Vassilis Ragoussis

Personal information
- Nationality: British
- Born: April 26, 1993 (age 33)
- Height: 194 cm (6 ft 4 in)
- Weight: 86.6 kg (191 lb)

Sport
- Country: Great Britain
- Sport: Rowing
- College team: Boston University
- Club: Oxford University Boat Club

= Vassilis Ragoussis =

Greek-British rower

Vassilis Ragoussis (born 1993) is a Greek-British rower.

==Profile==
While studying at Abingdon School, Ragoussis gained colours for the Abingdon School Boat Club. He was part of the team that won the gold medal at the National Schools Regatta and also the Princess Elizabeth Cup at the Henley Royal Regatta.
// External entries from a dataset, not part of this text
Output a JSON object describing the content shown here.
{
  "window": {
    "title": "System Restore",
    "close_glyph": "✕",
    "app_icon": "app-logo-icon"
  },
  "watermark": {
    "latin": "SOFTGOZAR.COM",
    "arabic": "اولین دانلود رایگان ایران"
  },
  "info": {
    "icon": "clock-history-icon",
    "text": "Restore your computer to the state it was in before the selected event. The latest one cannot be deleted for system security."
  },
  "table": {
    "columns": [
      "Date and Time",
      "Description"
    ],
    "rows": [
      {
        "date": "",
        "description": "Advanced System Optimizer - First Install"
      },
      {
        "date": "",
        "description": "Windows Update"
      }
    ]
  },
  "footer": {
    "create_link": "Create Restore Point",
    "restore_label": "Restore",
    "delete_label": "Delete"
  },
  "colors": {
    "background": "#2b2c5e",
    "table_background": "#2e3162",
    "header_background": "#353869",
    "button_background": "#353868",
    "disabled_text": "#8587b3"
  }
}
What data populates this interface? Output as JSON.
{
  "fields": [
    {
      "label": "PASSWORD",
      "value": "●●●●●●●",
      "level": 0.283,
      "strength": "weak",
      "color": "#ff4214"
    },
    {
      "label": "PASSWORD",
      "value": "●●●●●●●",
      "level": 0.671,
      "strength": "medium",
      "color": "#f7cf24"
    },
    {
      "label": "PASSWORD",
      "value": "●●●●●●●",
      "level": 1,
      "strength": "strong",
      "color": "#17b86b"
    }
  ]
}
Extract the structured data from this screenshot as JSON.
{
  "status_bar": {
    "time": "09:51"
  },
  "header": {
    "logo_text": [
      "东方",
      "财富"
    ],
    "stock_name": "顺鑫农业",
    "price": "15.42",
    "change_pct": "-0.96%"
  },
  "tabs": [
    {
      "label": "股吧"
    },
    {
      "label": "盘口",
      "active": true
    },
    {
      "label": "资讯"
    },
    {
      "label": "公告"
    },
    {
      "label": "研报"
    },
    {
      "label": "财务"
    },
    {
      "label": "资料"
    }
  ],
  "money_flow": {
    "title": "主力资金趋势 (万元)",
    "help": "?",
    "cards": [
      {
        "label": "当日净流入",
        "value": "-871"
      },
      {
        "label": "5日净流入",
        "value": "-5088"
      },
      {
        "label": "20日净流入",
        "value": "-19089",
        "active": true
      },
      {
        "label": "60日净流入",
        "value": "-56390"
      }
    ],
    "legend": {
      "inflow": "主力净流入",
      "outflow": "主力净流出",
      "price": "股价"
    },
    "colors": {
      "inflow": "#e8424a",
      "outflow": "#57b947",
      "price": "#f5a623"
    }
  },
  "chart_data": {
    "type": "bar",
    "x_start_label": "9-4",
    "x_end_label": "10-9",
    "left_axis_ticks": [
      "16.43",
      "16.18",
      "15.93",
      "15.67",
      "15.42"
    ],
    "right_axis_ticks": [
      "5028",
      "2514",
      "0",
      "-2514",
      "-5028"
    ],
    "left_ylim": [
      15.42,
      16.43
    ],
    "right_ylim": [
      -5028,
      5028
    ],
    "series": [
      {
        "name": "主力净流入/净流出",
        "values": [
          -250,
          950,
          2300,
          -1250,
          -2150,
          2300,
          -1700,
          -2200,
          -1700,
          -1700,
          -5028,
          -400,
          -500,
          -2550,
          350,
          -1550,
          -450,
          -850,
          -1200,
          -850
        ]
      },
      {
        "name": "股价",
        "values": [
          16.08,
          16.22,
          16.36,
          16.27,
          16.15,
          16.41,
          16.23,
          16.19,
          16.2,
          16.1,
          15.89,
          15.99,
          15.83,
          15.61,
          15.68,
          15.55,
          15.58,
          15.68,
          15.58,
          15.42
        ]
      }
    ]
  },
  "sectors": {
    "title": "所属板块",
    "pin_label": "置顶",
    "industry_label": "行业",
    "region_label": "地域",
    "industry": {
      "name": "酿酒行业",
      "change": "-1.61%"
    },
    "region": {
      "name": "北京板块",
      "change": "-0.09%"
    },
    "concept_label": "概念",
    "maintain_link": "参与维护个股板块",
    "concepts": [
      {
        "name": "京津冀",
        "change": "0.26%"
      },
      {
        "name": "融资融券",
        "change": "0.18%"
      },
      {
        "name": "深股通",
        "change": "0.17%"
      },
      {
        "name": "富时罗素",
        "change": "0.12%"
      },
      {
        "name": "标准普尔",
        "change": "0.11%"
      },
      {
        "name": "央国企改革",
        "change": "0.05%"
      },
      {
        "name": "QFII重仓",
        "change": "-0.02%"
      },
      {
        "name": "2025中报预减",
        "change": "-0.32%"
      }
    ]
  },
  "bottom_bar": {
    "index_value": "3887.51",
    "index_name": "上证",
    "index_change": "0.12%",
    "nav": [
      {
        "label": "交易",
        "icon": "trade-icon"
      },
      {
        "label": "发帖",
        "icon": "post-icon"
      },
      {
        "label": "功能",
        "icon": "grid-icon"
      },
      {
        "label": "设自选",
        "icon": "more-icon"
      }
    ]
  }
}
After leaving Abingdon in 2011 he attended Boston University and Linacre College, Oxford.

==Rowing==
In 2017, Ragousssis was selected in the stroke seat of the Oxford boat at the 2017 Boat Race, along with fellow Old Abingdonians Oliver Cook and Jamie Cook. Oxford went on to win the race.

He was selected again in 2018 for the Oxford crew which ended with a win for Cambridge.

He has also represented Great Britain at the 2011 World Rowing Junior Championships at Eton in England. In 2016, he earned Bronze at the Eastern Sprints in the Boston University 2V.